Hope.
Sometimes, I feel my biggest job out here is that of a cheerleader. I encourage, lift up and praise people who make baby steps toward recovering their lives. I listen and empathize with those who need a friend to talk to. I urge the church to move toward action and get off their pews and start loving people who have less than they do.
Some days, it is easy. The guy you give $10 and a ride to the DMV to get his photo ID and he gets a job the next day and a month later, you are eating food he cooked you in his new place. The gang banger who decides he wants to follow Jesus, not because of the persuasiveness of my argument (mainly because I did not have one), but because he noticed the people loving him all followed Jesus and he wanted to be able to love people too. The church that accepted me with open arms, listened to my story and asked ‘What can we do?” and then did it.
Some days, hope is hard.
Every Sunday, the street preachers show up. Last Sunday, some of my homeless friends and I are sitting in the audience, waiting for the preaching to stop so we could eat together. (They will only feed you after the preaching…not sure where in the Gospels that came from…”feed the hungry after you tell them they are going to hell”…anyway, I digress). One of my friends is a transsexual (born male, identifies as female) and she faithfully attends these street preachings because she feels very uncomfortable in traditional churches. She is there nearly every Sunday, and several times it has lead to she and I having deep discussions afterward.
This Sunday, her partner and her were there, in the front row, listening to such a sermon that can only be done in a vacant lot, complete with shouts, screams, bad praise music and at least one woman breaking into speaking in tongues. Honestly, it is NOT a very good representation of the church, sound doctrine or even good Pentecostal preaching. The lady with the microphone has a sudden word from the Lord, who tells her ‘There is a Devil in our midst”. Then she started pointing at my friend and said “Begone, Satan!” Over and over she said it causing my friend to, uhhm, revert to street manners and tell the ‘preacher’ lady which particular body part she was gonna kick if the lady did not shut up. This then further convinced the lady that she was correct, and she increased her volume. Begone, Satan! Begone, Satan!

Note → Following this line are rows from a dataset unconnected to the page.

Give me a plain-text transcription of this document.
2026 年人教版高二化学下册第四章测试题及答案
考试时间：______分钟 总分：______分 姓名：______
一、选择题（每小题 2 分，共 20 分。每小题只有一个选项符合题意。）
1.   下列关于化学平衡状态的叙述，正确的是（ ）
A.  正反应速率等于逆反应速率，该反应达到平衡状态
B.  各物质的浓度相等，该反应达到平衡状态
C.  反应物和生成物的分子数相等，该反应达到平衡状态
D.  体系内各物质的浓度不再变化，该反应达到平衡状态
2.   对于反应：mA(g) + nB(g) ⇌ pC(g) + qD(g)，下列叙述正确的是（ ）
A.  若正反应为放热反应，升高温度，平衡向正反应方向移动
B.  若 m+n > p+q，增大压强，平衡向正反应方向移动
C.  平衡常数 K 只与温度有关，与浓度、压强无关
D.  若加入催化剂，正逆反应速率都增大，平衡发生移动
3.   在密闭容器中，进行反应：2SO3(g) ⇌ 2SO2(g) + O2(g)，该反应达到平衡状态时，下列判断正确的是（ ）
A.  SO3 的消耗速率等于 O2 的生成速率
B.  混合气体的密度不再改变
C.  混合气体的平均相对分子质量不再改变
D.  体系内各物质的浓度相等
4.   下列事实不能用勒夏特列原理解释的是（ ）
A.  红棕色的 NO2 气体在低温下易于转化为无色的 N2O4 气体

In the interest of maintaining my witness as a pacifist, I got my friend out of there, asap. She came to the church for Hope, but got called Satan. Yes, you and I know that lady did not represent the true message of Jesus. How do you tell the audience that? How do you undo the damage that was done that day? How do you convince them that they are loved unconditionally? How do you give them hope?
Betrayal by girlfriends. People who hire them for day labor and then don’t pay them because they know they will not complain to the cops. Muslims who get thrown out of the (Christian) soup kitchen when they ask (politely, I was there) if they can wait until there is something to eat that does not contain pork. Church people who promise to do something, but don’t show up because of a football game. Spouses who ran off with other women and left them here with 3 kids and no money. ‘Friends’ who know they struggle with addiction, yet shoot up in front of them.
Yet, for the most part, they manage to hang on. So, I figure the least I can do is hang on with them. After all, when I had no reason to hope anymore, Jesus never gave up on me. Can he expect any less from us?